- Native name: Ѳеодоръ Ленковичъ Калауръ
- Born: c. 1475 Pinsk, Principality of Pinsk
- Died: c. 1567 Pinsk, Grand Duchy of Lithuania
- Noble family: Kałłaur
- Occupation: Bridge-master (mostovnichiy), district official (uryadnik)

= Fyodor Lenkovich Kałłaur =

Fyodor Lenkovich Kałłaur (бел. Фёдар Ленкавіч Калавур; c. 1475 – after 1567) was a statesman and landowner of the Principality of Pinsk within the Grand Duchy of Lithuania. He served as a bridge-master (mostovnichiy) and a district official (uryadnik) during the reigns of Prince Fyodor Ivanovich Yaroslavich (1501–1522) and Queen Bona Sforza (1522–1556).

== Origins ==
Fyodor descended from the boyar Kałłaur family of the Ostoja coat of arms. His father, Alexander (Lenko) Kałłaur, is mentioned in Fyodor's patronymic ("Lenkovich"), though direct records of Alexander's own activities have not yet been discovered in the surviving acts of the Pinsk Principality.

One hypothesis suggests the family originated from Podolia, where the Koriatovich princes founded the Kalaur Castle in the late 14th century. According to one theory, the family ancestor could be Nichko Karaulsky, who received lands in Podolia from King Władysław II Jagiełło in 1410. When Podolian lands were annexed by Poland in the 15th century, the Koriatovich family began appearing in Pinsk records alongside the Kałłaurs. Alternatively, it is suggested that the Kałłaurs were autochthonous to Pinsk. In the 1552 land registry (pistsovaya kniga), Fyodor was recorded as a resident of Pinsk living beyond the Trinity Bridge, where he owned 1.5 pruta of land.

== Biography ==
Kałłaur likely received his education at a school associated with the Leszczynski Monastery or the Pinsk Castle. He personally drafted legal acts, indicating a high level of literacy.

In a 1517 charter, Prince Fyodor Yaroslavich and Princess Helena arranged the marriage of, probably Fyodor's daughter, Ogrenka Kałłaur, to the boyar Benedikt Fursovich, granting her a dowry of five estates.

Kałłaur owned the ancestral estate of Nechatovo. In 1521, he sold a portion of these lands ("Litvinovskaya Land") to Arest Kigir, a subject of Queen Bona.

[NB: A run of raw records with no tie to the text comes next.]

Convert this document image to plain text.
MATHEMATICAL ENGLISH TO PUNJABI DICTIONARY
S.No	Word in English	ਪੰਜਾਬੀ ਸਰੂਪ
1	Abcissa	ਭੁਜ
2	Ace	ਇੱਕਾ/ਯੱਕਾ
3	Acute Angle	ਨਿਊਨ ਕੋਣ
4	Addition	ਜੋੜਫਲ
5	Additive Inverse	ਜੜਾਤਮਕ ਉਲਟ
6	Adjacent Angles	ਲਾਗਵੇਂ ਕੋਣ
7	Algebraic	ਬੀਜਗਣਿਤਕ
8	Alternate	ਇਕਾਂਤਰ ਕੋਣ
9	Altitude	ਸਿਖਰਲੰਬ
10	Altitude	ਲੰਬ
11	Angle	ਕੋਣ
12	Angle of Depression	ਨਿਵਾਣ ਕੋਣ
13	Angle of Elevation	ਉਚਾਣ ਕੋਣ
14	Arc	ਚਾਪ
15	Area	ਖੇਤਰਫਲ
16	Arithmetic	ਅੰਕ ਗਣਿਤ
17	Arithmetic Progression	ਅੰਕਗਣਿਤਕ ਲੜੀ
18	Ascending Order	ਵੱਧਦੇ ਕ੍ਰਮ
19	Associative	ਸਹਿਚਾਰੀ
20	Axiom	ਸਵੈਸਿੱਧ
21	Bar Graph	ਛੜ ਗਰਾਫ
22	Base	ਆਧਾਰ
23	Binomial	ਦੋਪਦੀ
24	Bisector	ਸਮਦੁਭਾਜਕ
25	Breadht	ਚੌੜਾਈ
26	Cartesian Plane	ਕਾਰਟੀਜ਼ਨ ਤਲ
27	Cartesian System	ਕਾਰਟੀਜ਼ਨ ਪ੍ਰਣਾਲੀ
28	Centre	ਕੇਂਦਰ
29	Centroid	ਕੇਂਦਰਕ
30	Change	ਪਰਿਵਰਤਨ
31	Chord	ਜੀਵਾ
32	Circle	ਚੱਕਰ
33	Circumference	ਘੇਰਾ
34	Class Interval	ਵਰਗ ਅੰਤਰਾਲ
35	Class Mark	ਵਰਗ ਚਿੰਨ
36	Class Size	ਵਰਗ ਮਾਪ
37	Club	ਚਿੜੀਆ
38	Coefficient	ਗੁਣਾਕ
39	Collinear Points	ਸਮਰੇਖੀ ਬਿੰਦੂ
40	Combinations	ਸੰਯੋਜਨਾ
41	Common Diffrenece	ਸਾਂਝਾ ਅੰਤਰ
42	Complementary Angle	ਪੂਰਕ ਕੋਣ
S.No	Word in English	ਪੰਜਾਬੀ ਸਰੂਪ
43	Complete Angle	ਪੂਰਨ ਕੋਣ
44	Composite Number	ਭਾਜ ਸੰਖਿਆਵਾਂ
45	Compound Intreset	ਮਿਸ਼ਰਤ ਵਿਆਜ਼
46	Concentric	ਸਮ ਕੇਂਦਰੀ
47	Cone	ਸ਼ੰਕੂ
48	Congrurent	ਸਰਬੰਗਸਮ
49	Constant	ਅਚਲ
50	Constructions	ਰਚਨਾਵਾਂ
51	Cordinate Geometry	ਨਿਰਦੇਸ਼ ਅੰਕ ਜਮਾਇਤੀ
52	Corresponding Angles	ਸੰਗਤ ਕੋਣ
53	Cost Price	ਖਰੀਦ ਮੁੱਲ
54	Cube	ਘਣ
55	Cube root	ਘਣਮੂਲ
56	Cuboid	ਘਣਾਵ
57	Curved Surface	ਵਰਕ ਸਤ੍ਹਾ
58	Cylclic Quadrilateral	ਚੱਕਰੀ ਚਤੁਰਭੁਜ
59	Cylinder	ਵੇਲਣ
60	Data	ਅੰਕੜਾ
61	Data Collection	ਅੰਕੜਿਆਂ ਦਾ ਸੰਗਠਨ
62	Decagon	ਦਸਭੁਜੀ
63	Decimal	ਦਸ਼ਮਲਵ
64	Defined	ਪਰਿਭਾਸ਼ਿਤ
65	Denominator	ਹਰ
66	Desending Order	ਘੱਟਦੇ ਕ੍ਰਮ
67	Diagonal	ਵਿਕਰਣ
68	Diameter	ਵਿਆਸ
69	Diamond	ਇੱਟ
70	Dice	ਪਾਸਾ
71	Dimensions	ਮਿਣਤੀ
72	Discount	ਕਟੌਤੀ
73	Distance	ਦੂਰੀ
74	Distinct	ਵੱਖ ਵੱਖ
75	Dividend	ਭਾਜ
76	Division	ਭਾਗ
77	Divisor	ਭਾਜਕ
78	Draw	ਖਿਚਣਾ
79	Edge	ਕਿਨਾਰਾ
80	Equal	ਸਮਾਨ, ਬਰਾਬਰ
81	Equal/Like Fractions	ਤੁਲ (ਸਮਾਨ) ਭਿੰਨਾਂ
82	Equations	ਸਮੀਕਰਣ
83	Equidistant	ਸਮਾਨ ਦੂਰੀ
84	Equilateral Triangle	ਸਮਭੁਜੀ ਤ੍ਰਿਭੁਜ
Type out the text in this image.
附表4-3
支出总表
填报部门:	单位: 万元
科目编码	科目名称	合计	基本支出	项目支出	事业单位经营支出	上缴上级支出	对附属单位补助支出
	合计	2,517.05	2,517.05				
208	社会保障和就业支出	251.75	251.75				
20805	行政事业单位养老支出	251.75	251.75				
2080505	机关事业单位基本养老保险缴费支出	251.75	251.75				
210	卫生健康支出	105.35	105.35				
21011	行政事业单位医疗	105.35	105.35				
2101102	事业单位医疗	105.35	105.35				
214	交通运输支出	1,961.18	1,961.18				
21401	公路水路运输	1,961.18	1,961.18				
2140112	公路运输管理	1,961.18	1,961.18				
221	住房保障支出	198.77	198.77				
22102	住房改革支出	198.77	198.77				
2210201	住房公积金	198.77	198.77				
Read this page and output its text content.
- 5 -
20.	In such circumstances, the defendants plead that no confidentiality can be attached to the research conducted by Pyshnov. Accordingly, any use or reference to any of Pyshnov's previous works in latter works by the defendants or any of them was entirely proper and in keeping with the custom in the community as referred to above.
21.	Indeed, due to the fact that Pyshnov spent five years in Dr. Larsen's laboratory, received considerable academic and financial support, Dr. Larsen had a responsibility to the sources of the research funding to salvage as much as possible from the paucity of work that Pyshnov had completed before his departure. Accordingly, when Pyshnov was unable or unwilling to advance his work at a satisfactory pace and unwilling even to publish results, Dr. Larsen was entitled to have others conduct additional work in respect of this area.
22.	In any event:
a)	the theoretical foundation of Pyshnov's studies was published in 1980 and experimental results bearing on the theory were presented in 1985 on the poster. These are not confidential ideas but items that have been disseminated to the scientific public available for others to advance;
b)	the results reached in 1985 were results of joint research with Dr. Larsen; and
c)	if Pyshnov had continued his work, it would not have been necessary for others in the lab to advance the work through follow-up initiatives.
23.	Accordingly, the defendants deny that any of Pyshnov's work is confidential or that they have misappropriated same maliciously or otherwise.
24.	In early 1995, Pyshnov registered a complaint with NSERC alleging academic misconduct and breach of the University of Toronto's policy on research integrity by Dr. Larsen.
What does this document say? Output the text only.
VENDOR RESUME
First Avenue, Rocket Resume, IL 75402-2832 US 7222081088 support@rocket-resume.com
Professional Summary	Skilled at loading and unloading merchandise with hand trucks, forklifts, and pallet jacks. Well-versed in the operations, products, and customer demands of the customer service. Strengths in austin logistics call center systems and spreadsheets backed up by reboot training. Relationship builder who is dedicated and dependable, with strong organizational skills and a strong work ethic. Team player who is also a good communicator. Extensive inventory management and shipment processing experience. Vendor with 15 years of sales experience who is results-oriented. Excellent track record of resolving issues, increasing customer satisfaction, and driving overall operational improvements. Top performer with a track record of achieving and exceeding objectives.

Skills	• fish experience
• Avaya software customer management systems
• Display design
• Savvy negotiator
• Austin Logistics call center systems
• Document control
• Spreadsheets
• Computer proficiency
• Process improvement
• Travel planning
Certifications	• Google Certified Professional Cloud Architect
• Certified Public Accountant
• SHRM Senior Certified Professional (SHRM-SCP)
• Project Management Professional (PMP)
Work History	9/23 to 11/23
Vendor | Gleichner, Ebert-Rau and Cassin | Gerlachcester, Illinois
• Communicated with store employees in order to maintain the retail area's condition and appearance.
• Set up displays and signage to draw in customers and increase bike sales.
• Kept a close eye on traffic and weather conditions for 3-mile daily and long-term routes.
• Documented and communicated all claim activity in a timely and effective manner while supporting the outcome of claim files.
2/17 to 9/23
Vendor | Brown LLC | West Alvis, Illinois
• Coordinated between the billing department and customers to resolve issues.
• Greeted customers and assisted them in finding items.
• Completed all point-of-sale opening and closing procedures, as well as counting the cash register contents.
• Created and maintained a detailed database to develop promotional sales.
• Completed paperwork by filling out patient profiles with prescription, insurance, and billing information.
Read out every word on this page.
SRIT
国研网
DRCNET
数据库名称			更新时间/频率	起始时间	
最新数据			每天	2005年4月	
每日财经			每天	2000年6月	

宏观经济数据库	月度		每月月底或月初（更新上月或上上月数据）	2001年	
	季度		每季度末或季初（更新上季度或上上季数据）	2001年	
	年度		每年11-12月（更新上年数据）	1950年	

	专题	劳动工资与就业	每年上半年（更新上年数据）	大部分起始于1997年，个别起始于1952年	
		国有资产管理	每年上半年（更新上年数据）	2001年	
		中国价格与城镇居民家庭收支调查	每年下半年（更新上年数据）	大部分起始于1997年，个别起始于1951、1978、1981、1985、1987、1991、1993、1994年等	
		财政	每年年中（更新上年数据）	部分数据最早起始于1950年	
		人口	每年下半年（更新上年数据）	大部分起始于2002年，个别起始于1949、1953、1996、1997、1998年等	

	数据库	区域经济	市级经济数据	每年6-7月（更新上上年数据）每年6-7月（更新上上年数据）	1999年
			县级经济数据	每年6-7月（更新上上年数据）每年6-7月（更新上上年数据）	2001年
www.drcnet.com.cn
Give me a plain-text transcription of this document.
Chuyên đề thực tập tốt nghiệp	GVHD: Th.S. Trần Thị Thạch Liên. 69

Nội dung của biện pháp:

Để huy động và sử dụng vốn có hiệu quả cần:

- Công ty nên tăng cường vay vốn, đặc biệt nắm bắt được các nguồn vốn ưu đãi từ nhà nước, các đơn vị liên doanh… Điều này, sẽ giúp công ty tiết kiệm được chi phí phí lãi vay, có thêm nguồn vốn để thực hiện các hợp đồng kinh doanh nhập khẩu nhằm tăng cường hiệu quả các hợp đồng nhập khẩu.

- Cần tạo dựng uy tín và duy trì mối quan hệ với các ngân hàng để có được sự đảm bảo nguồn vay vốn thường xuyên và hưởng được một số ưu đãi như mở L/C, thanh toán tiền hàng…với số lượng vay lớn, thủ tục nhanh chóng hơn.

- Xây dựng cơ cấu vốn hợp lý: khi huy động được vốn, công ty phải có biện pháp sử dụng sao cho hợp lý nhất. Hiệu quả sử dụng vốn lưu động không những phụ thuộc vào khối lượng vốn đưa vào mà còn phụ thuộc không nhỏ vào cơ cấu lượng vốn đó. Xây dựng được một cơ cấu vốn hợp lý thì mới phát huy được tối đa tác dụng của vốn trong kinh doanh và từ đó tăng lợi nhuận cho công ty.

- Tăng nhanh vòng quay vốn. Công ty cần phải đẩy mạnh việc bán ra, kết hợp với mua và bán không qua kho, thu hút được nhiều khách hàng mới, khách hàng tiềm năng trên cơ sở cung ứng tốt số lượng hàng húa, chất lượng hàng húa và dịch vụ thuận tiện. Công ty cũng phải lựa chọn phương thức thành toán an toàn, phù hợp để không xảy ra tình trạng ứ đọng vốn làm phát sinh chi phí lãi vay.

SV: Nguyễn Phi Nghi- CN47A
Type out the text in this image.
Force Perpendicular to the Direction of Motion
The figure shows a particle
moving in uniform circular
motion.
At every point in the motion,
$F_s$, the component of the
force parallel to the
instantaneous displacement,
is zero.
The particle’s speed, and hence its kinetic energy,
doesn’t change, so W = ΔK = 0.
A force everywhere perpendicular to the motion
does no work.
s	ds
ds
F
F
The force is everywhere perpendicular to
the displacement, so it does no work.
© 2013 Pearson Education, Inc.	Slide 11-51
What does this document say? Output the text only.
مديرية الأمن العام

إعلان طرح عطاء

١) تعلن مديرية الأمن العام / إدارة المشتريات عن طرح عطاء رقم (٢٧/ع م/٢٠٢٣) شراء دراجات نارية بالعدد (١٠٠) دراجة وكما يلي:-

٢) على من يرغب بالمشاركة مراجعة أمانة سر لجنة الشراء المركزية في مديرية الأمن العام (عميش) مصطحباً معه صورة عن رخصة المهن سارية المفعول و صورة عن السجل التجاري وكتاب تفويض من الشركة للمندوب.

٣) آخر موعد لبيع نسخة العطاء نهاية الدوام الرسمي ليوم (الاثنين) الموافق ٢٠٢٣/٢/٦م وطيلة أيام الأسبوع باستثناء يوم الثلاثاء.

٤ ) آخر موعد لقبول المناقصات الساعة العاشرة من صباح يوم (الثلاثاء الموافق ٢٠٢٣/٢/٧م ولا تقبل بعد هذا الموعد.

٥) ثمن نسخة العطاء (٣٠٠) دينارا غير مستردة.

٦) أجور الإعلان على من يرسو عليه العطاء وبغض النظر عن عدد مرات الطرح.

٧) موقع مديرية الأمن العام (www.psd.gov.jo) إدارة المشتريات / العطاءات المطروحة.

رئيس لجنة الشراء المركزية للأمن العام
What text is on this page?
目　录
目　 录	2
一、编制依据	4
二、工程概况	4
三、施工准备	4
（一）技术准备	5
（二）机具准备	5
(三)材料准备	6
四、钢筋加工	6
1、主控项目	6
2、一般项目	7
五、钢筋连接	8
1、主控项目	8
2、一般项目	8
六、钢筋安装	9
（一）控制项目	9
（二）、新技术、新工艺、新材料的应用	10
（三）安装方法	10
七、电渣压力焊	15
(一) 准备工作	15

In this act, Fyodor detailed his social and service obligations, which he performed with his own men: regional and military service, as well as castle-related duties. The latter included building defensive walls (parkany) and ditches for Pinsk Castle, and maintaining bridges across the Yaselda and Pina rivers on the road from Pinsk to Dubrovytsia.

== Military Service ==
In 1528, Fyodor Kałłaur was included in the Military Census as part of the mounted boyars of the Pinsk district. He likely participated in campaigns against the Crimean Tatars, notably the Battle on the Uzh River as part of the Pinsk militia in 1503.

The last mention of Fyodor is found in the 1567 military census. The document states that Kałłaur "is already very old and stayed at home, sending his son in his place with a horse and a pike."

== Family ==
He was married to Maria Kałłaur. He had two known sons:
- **Ivan**: served under Semyon Orda, an associate of Prince Konstanty Wasyl Ostrogski.
- **Dolmat**: mentioned in the 1567 military census.